IoU becomes a line

Hi all, I have faced with a maybe funny but serious problem. my model is U-Net, and metric is IoU as below. during training the loss is decreasing but IoU stays in a fixed number and doesn’t move. Btw, I have really small dataset(30 image for train and 10 for val) just for debugging my code. but will increase the dataset size later. does dataset size can be reason? or what do I do wrong?!
Thanks for your helps in advance


def calc_iou(prediction, ground_truth):
    n_images = len(prediction)
    intersection, union = 0, 0
    for i in range(n_images):
        intersection += np.logical_and(prediction[i] > 0, ground_truth[i] > 0).astype(np.float32).sum() 
        union += np.logical_or(prediction[i] > 0, ground_truth[i] > 0).astype(np.float32).sum()
    return float(intersection) / union

also I tested IoU for given random array and it works fine


ground_truth = np.random.rand(1, 480,3760)
prediction = ground_truth

calc_iou(prediction, ground_truth) = 1



here is also my train function:

def train(model, optimizer, batch_size=32, num_epochs=100, silent=False, model_name='UNet'):

    train_loss_plot = []
    test_loss_plot = []
    train_accur_plot = []
    test_accur_plot = []

    for epoch in range(num_epochs):
        if (not silent):
            print("Epoch {:2}: ".format(epoch), end='')
        else:
            print('.', end='')

        model.train()
        total_train_loss = 0
        correct_examples_train = 0
        for batch_idx, data in enumerate(tqdm(train_dataloader)):
            x, y = data
            x, y = x.to(device), y.to(device)
            optimizer.zero_grad()
            pred = model(x)
            loss = criterion(pred.view(pred.shape[0], -1), y.view(y.shape[0], -1).float()) * batch_size
            loss.backward()
            optimizer.step()
#             schedular.step()

            total_train_loss += loss.item()
            correct_examples_train += calc_iou(pred.cpu().detach().numpy(),
                                               y.cpu().detach().numpy()) * batch_size
          

        model.eval()
        correct_examples_test = 0
        total_test_loss = 0
        for batch_idx, data in enumerate(test_dataloader):
            x_, y_ = data
            x_, y_ = x_.to(device), y_.to(device)
            pred_ = model(x_)
            loss_ = criterion(pred_.view(pred_.shape[0], -1), y_.view(y_.shape[0], -1).float()) * batch_size
            total_test_loss += loss_.item()

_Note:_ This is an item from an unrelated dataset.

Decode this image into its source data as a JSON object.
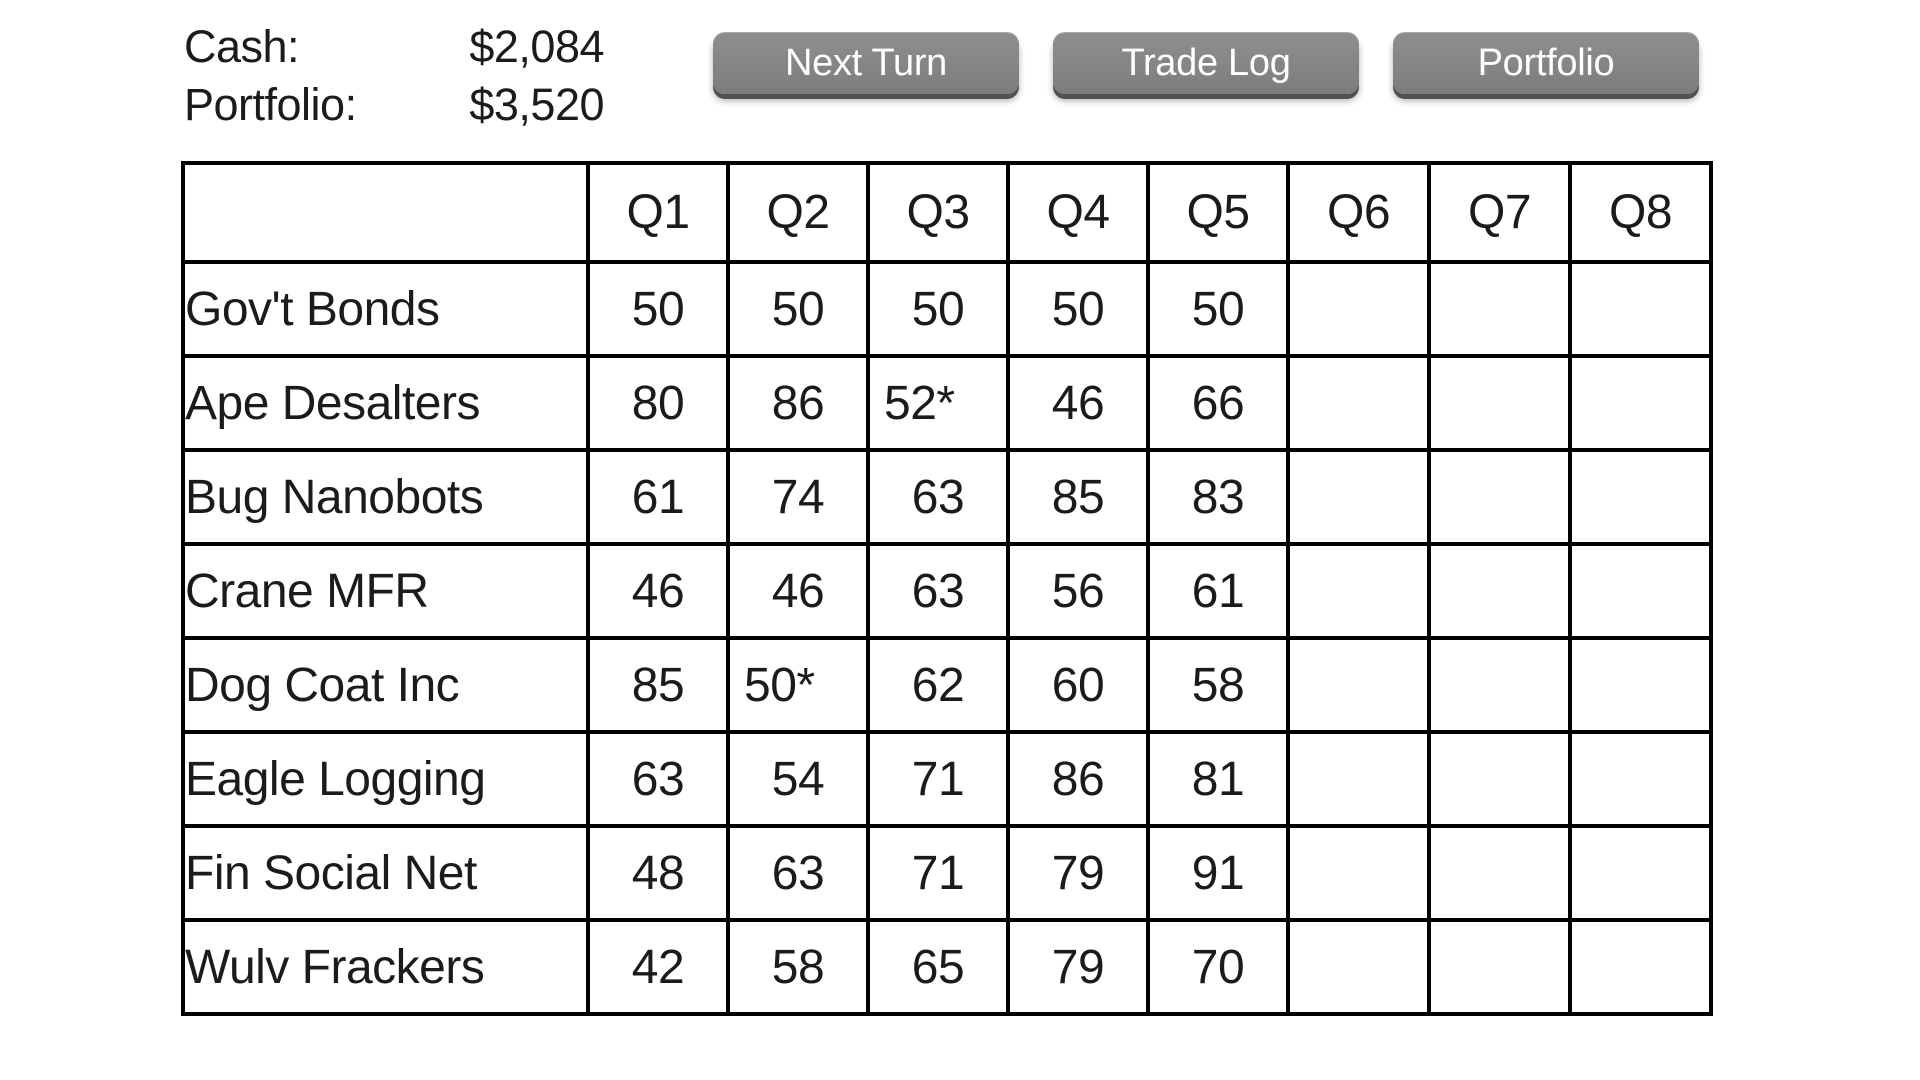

            correct_examples_test += calc_iou(pred_.cpu().detach().numpy(),
                                              y_.cpu().detach().numpy()) * batch_size

        train_loss_plot.append(total_train_loss / len(train_loader))
        test_loss_plot.append(total_test_loss  / len(val_loader))
        
        train_accur_plot.append(correct_examples_train / len(train_loader))
        test_accur_plot.append(correct_examples_test / len(val_loader))

        if (not silent):
            display.clear_output(wait=True)
            plt.figure(figsize=(20, 8))
            plt.subplot(1,2,1)
            plt.plot(range(len(train_loss_plot)), train_loss_plot)
            plt.plot(range(len(test_loss_plot)), test_loss_plot)
            plt.legend(['Train loss', 'Test loss'])
            plt.xlabel('Epoch')
            plt.ylabel('Loss')

            plt.subplot(1,2,2)
            plt.plot(range(len(train_accur_plot)), train_accur_plot)
            plt.plot(range(len(test_accur_plot)), test_accur_plot)
            plt.legend(['Train IoU', 'Test IoU'])
            plt.xlabel('Epoch')
            plt.ylabel('IoU')
            plt.show()

            print('Train loss {:6.3}, Test loss: {:6.3}'\
                  .format(total_train_loss / len(train_loader), 
                          total_test_loss  / len(val_loader)))
            print('Train IoU {:6.3}, Test IoU: {:6.3}'\
                  .format(correct_examples_train / len(train_loader), 
                          correct_examples_test  / len(val_loader)))

        torch.save(model.state_dict(), model_name + '_best.pth')
train(model, optimizer,  batch_size=8, num_epochs=30)
1 Like

Hello, @rttariverdi67 did you ever resolve this issue? I would be keen to see the corrected code. Or even maybe you tried the iou metrics from Lightning?